You can safely remove ~/.ssh/gpulab_hosts_config file, and the Include gpulab_hosts_config-line in ~/.ssh/config if you want. GPULab will automatically recreate them if needed.

Accessing files using SFTP

You can access (read/write) files in the job’s container using SFTP. This includes files in the root filesystem, and files in the mounted project dirs. The GPULab CLI offers built-in support for several SFTP GUI’s, and the sftp cli, and handles the SSH proxy for you if needed.

Authentication for the SSH session underlying the SFTP connection is done via the private key embedded in your login certificate. Take this into account when configuring your SFTP-client: you must select ‘private key authentication’ and select your login certificate as private key.


$ gpulab-cli sftp ffe249

This will ask which SFTP client to start (if multiple are available). You can also ask for a specific SFTP client:

$ gpulab-cli sftp ffe249 --filezilla
$ gpulab-cli sftp ffe249 --sftp
$ gpulab-cli sftp ffe249 --gftp

FileZilla is a popular cross platform FTP GUI. gFTP is a simple linux FTP GUI. sftp is the default command line sftp client (part of openssh).

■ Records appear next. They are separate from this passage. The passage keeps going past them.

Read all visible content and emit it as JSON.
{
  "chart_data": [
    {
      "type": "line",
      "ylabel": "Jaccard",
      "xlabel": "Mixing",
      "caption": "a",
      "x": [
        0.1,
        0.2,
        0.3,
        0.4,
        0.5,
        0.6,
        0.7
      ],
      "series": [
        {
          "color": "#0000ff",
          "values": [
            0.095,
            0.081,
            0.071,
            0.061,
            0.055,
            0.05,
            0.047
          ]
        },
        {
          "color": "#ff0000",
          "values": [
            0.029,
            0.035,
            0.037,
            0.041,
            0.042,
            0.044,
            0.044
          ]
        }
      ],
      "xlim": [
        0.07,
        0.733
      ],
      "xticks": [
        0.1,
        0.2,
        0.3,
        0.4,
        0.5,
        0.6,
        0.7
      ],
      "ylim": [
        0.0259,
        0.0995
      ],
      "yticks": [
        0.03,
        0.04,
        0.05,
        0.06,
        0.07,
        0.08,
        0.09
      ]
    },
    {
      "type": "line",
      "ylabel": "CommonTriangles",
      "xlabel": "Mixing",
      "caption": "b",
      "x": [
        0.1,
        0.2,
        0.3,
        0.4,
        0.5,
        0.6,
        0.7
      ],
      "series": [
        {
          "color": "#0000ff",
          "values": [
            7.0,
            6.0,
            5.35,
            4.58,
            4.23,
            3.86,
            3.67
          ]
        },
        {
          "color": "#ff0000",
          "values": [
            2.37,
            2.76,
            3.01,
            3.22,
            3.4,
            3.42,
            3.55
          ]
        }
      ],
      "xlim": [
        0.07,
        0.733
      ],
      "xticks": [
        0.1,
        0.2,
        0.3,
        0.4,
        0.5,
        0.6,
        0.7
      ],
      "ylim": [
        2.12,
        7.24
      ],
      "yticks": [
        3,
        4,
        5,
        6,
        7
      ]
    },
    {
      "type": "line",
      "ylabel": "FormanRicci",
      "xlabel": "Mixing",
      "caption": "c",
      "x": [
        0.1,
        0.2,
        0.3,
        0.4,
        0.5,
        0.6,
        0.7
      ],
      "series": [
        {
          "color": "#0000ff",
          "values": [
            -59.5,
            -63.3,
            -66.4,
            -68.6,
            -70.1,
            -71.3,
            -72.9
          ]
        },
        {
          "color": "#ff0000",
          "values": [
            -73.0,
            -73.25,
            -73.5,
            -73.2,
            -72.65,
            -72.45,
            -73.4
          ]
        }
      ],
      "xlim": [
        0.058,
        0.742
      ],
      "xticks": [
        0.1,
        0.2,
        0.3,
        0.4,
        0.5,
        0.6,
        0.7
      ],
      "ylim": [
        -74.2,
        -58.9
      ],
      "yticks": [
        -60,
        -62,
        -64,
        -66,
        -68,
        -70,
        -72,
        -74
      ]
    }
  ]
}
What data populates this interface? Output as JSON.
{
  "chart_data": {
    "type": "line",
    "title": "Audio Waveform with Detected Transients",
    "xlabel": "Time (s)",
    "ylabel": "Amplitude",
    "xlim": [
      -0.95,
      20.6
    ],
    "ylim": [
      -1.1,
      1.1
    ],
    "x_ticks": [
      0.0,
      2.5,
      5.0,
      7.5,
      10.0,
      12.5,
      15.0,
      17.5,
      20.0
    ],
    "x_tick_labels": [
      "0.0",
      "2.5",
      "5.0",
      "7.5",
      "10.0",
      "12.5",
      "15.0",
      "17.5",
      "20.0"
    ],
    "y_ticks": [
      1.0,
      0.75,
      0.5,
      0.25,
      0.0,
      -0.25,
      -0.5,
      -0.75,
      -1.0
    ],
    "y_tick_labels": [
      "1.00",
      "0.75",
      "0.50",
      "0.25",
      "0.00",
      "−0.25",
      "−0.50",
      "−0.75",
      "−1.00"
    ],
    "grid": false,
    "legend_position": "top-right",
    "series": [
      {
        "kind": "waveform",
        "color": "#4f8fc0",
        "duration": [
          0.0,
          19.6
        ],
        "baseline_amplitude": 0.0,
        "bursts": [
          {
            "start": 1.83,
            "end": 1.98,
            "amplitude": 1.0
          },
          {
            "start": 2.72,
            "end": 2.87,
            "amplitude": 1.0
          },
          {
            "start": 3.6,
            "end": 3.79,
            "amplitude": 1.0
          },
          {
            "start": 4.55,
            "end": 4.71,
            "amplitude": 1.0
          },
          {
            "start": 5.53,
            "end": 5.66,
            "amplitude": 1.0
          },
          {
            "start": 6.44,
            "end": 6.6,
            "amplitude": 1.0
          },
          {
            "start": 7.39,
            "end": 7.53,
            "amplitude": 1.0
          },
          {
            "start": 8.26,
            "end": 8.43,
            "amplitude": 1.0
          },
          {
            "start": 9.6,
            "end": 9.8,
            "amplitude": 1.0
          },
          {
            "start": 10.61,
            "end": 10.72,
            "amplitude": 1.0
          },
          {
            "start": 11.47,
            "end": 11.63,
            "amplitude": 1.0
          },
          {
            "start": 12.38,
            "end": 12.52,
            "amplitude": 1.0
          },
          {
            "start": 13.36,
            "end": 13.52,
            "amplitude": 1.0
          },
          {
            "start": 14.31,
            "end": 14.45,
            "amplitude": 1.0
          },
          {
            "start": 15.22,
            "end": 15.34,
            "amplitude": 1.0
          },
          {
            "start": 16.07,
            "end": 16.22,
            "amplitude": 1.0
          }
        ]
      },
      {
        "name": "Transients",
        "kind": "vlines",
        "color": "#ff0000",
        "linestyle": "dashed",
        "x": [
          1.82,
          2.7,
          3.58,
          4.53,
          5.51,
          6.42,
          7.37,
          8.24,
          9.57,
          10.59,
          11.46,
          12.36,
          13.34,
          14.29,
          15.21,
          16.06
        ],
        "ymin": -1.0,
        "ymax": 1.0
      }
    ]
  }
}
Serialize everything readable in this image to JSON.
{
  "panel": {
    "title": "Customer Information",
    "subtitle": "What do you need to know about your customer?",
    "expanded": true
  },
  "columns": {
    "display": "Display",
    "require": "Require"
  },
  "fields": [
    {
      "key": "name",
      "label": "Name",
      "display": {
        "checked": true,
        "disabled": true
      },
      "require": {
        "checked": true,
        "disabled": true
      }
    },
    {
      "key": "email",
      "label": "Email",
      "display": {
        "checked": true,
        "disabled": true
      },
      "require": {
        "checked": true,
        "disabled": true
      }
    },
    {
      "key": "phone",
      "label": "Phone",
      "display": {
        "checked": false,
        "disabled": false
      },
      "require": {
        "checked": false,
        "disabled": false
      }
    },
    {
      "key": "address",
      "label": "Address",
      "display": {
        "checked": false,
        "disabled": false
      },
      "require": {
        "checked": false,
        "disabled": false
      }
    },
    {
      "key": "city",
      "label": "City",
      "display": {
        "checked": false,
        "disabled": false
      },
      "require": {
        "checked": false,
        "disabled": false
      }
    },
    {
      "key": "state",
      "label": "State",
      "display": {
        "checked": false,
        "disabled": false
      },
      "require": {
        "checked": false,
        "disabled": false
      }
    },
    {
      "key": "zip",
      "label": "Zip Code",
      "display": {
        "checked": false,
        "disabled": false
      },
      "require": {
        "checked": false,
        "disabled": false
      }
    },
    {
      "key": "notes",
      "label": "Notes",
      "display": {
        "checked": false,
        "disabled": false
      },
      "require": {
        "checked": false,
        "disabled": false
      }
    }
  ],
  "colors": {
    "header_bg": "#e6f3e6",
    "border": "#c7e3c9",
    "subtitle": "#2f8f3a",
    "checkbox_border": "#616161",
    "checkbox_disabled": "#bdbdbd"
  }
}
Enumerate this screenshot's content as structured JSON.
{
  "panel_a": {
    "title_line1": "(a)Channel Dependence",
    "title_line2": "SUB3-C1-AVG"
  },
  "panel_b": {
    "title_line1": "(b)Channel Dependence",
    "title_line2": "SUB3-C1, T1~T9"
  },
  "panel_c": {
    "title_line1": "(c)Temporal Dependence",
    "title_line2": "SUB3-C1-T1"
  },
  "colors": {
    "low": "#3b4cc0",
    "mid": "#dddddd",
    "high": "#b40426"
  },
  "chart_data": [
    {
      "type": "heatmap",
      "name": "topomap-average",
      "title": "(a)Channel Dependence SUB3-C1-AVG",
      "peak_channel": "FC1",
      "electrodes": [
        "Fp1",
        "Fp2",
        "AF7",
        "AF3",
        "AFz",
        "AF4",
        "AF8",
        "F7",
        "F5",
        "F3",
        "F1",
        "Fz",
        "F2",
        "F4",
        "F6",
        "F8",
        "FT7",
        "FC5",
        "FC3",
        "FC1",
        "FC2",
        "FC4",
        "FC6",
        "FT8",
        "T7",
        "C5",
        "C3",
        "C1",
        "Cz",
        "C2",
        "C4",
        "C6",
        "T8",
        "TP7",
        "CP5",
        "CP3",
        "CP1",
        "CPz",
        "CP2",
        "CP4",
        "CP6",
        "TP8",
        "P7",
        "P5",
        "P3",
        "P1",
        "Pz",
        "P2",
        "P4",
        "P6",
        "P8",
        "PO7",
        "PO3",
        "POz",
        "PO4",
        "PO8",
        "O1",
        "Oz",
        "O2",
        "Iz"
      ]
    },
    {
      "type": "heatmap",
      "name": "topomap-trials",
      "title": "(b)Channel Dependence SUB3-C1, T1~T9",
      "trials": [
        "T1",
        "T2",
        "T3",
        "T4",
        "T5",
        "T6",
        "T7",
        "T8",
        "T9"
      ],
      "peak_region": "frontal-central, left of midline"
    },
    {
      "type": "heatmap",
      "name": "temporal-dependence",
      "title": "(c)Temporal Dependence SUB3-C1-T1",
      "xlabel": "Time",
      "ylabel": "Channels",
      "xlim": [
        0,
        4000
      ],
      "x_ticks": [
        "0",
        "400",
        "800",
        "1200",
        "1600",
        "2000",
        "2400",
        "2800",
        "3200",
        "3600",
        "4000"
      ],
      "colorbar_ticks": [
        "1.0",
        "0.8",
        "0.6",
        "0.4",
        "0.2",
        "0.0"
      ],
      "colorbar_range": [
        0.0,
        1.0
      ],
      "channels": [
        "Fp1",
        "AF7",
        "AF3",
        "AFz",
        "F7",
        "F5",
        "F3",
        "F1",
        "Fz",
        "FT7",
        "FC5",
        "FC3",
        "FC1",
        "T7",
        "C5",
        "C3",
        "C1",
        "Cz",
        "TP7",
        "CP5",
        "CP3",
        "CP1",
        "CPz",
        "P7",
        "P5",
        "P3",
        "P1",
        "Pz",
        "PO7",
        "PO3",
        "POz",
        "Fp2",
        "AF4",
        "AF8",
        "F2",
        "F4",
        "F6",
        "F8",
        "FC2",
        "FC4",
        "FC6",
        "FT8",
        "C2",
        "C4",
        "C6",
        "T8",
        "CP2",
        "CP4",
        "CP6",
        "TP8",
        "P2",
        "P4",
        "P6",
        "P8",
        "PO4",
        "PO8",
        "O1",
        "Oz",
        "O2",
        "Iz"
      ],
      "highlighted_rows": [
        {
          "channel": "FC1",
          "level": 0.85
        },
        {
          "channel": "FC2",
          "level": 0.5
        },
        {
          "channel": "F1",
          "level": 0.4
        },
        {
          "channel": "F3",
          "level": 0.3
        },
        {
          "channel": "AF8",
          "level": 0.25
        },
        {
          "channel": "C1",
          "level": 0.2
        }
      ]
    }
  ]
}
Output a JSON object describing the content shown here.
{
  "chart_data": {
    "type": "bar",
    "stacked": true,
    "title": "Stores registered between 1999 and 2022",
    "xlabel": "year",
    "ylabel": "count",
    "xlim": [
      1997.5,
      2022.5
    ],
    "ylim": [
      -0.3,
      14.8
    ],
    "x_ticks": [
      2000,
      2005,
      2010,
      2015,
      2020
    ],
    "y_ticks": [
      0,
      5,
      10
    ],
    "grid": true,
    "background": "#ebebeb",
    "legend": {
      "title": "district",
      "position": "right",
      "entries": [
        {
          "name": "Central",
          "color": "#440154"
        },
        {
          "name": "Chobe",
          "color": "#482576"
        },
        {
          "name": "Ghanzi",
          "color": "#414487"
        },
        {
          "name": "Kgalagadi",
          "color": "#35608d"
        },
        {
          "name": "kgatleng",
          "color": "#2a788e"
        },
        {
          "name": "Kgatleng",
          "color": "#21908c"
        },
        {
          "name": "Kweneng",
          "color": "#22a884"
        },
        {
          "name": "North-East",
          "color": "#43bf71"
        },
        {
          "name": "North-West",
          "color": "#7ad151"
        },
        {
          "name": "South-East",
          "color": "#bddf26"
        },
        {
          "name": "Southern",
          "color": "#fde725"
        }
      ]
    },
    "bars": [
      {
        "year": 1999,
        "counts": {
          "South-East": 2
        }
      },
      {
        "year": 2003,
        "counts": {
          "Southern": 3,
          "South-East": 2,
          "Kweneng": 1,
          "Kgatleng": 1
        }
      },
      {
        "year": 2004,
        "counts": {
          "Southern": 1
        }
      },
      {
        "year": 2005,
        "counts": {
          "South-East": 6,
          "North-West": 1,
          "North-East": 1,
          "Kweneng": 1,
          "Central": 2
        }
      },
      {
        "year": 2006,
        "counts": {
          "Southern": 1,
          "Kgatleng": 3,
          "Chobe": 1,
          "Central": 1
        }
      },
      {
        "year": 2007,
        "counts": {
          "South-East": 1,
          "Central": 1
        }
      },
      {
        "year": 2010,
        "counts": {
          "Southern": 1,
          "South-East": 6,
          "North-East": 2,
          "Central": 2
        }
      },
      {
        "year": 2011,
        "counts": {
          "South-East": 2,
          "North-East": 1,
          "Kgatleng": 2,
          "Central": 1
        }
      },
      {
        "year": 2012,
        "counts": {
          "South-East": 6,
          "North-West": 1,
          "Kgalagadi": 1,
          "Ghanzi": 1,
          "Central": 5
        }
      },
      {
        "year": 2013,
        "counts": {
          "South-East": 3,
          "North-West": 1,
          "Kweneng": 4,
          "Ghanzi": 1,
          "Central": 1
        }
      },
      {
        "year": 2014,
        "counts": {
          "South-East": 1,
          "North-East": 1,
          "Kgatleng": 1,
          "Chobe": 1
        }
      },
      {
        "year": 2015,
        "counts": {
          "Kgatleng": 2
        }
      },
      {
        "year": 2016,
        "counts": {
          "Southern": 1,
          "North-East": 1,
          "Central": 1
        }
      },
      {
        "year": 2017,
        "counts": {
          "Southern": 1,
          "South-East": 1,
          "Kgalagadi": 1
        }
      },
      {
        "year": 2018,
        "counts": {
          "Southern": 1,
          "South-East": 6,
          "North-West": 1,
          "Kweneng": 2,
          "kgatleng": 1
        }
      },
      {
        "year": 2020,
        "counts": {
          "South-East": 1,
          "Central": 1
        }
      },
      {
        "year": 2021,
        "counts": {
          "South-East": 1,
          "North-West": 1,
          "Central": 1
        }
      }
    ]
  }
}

To understand how these commands work, you can use the --show flag of gpulab-cli sftp, which shows the commands which are executed underlyingly. Note that the SSH shorthands are used to make them easy to read and use. This also allows you to adapt these commands, for example when you want to use your own favorite file manager (for example GNOME Files (previously known as Nautilus) or KDE Konqueror) to access the files using SFTP.

$ gpulab-cli sftp --gftp --show 95925d5f
gftp ssh2://MGNO5Y6P@gpulab-95925d5f-proxy:22
$ gpulab-cli sftp --filezilla --show 95925d5f
ssh -L -N
filezilla sftp://MGNO5Y6P@localhost:2222
$ gpulab-cli sftp --sftp --show 95925d5f
Short: sftp gpulab-95925d5f-proxy
Full:  sftp -i /tmp/gpulab.pem -oPort=22 '-oProxyCommand=ssh -i /tmp/gpulab.pem -W %h:%p'

On FileZilla and proxy-support

FileZilla has no built-in support to connect to a host via a SSH tunnel proxy.

As you can see from the output of $ gpulab-cli sftp --filezilla --show 95925d5f, we solve this by first setting up a tunnel to a port on localhost. In the example above, the ssh command sets up a tunnel on port 2222 of your local machine, and forwards traffic to port 22 on with the help of our proxy host

While this command is running, you can then start a FileZilla-session which connects to the job via this tunnel. Once the FileZilla process stops, the GPULab CLI will automatically stop the SSH tunnel.

Interactive jobs

When you’re preparing a job, you don’t always know the command you want to run yet, or the script you want to run is not yet ready. In these cases, you want to test things out inside a GPULab container, but don’t want to container to stop when the command stops. You can start a job with sleep 600 as command, and log in with gpulab-cli ssh, GPULab also has a specific command for this: gpulab-cli interactive.

gpulab-cli interactive requires you to specify the docker image, the duration and your project:

gpulab-cli interactive --project my-project --duration-minutes 10 --docker-image debian:stable

This will start a job, which waits for 10 minutes before stopping. GPULab also automatically connects over ssh, so that you can run commands. Inside the job, you’ll find a file /running. If you delete it, the job will stop (you can also cancel the job using gpulab-cli cancel from another terminal). An example:

~ $ gpulab-cli --dev interactive --project my-project --duration-minutes 10 --docker-image debian:stable
2019-07-29 13:22:46 +0200 -            - Waiting for Job to start running...
2019-07-29 13:22:48 +0200 - 2 seconds  - Job is in state STARTING
2019-07-29 13:22:50 +0200 - 4 seconds  - Job is in state RUNNING
2019-07-29 13:22:50 +0200 - 4 seconds  - Job is now running
root@86b0f7321a8f:/# ls
bin   dev  home  lib64  mnt  proc     root  running  srv  tmp  var
boot  etc  lib   media  opt  project  run   sbin     sys  usr
root@86b0f7321a8f:/# rm /running
root@86b0f7321a8f:/# Connection to closed.
wim@tolstoy ~ $

If you log out of the ssh session (without removing /running), the job does not stop, and you can reconnect to it using gpulab-cli ssh.

Check gpulab-cli interactive --help for options that let you specify the cluster ID, the number of CPUs and GPUs, the amount of memory, and more.